Era esse o desejo de Sandrinha quando chegou na cidade grande. Mesmo sem ter onde morar e, obviamente sem dinheiro, tentou de tudo durante dois anos. Morou na rua, fugiu da polícia, usou crack, maconha e cheirava cola de sapateiro o dia todo pra esquecer a fome. Sorte foi ter o corpo perfeito, que lhe serviu de ganha-pão, e por outro lado, foi honrado por tanto trabalho. Hoje não esta mais na rua. Tem trabalho direito de manicure no salão da Dona Joana D’arc e mora de aluguel num dois cômodos ajeitadinho nos fundos da casa da patroa. Quando está em casa não faz muita coisa de diferente não. Descansa, cozinha, faz faxina e paquera o filho da espanhola que até agora não percebeu o cortejo dela, ou não quer perceber. A janela do quarto do rapaz fica no corredor que dá acesso a escada que leva a casa da Sandrinha na parte de cima do imóvel. Quando Eça desce as escadas em direção ao portão, necessariamente passa em frente a janela. Noutro dia ela jogou um bilhete escrito num papel amassado: “Queria falar com você”. Mas o rapaz até hoje não falou com ela. Às sextas-feiras Sandrinha se dá ao luxo de ir ao bar tomar umas cervejas e cantar no caraoquê. É lá que se libera das “buchas”, se diverte e dá uns beijos. E dali pro motel, sempre. Mas gosta mesmo é de papear com o Bigode na padaria. Dizem que ele é um cara muito bem informado e que sabe de tudo que acontece na região.

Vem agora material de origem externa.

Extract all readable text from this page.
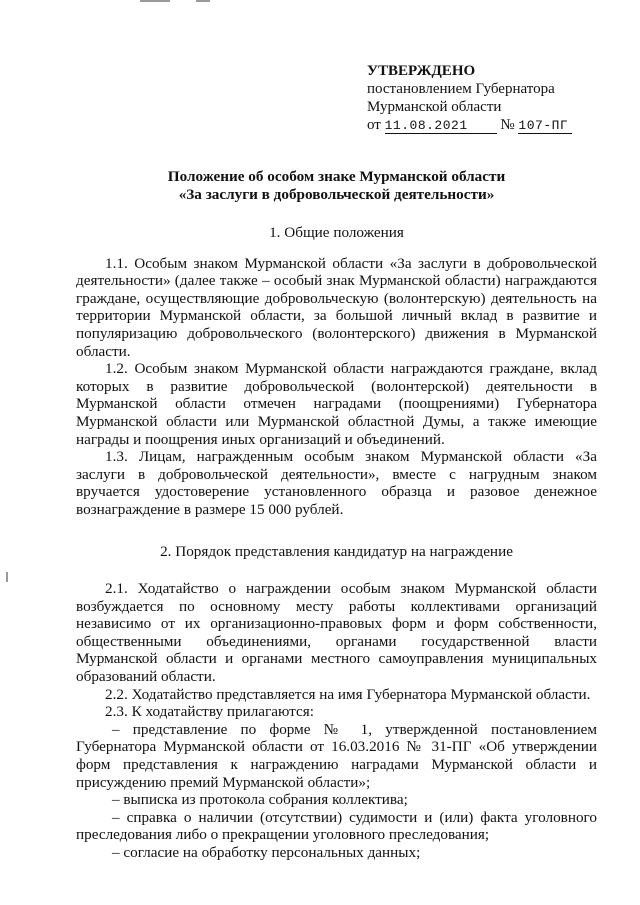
УТВЕРЖДЕНО
постановлением Губернатора
Мурманской области
от 11.08.2021 № 107-ПГ
Положение об особом знаке Мурманской области
«За заслуги в добровольческой деятельности»
1. Общие положения
1.1. Особым знаком Мурманской области «За заслуги в добровольческой деятельности» (далее также – особый знак Мурманской области) награждаются граждане, осуществляющие добровольческую (волонтерскую) деятельность на территории Мурманской области, за большой личный вклад в развитие и популяризацию добровольческого (волонтерского) движения в Мурманской области.
1.2. Особым знаком Мурманской области награждаются граждане, вклад которых в развитие добровольческой (волонтерской) деятельности в Мурманской области отмечен наградами (поощрениями) Губернатора Мурманской области или Мурманской областной Думы, а также имеющие награды и поощрения иных организаций и объединений.
1.3. Лицам, награжденным особым знаком Мурманской области «За заслуги в добровольческой деятельности», вместе с нагрудным знаком вручается удостоверение установленного образца и разовое денежное вознаграждение в размере 15 000 рублей.
2. Порядок представления кандидатур на награждение
2.1. Ходатайство о награждении особым знаком Мурманской области возбуждается по основному месту работы коллективами организаций независимо от их организационно-правовых форм и форм собственности, общественными объединениями, органами государственной власти Мурманской области и органами местного самоуправления муниципальных образований области.
2.2. Ходатайство представляется на имя Губернатора Мурманской области.
2.3. К ходатайству прилагаются:
– представление по форме № 1, утвержденной постановлением Губернатора Мурманской области от 16.03.2016 № 31-ПГ «Об утверждении форм представления к награждению наградами Мурманской области и присуждению премий Мурманской области»;
– выписка из протокола собрания коллектива;
– справка о наличии (отсутствии) судимости и (или) факта уголовного преследования либо о прекращении уголовного преследования;
– согласие на обработку персональных данных;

Fiquei um tempão rolando na cama sem pegar no sono. Além da casa ser gelada pra caramba, fiquei pensando que, pra um cara que nem eu, conhecer uma mulher como Leonor era uma grande chance de arrumar a vida.
“Tudo isso pode ser seu. Tudo isso pode ser seu”, parecia ouvir uma voz.
Como não conseguia relaxar, fui tomar um banho. O banheiro, como o resto do apartamento, era bem grande. A banheira ficava do lado da porta. No fundo ainda tinha outro chuveiro cercado por uma cortina plástica. Tive que me conformar em tomar a ducha e não experimentar a banheira, como Leonor tinha pedido.
Depois do banho, resolvi escovar os dentes por causa do bafo de cerveja. Abri a porta espelhada do armarinho e vi três caixas de remédios, uma delas de tarja-preta, o que me encanou um pouco.
Peguei a pasta de dente e, assim que fechei o espelho, vi um vulto atrás de mim. Me virei assustado, mas não vi nada. Um vento mais forte bateu na janela e um ar gelado tomou conta do banheiro. Joguei a pasta na pia e voltei rapidinho pro quarto onde me enfiei embaixo da coberta e continuei sem pregar o olho. Já que daquele mato não saía coelho, pelo menos naquele dia, pensei que seria melhor acordar a Leonor e falar que eu tava vazando, mesmo que fosse andando pra casa. Uns dez minutos depois de ter deitado, vi a luz do corredor acender e, em seguida, a batida na porta.
- Entra.
- Você estava dormindo?, perguntou Leonor, abrindo a porta, com um olho esbugalhado..
- Não. O quê foi?
- Você pode vir comigo?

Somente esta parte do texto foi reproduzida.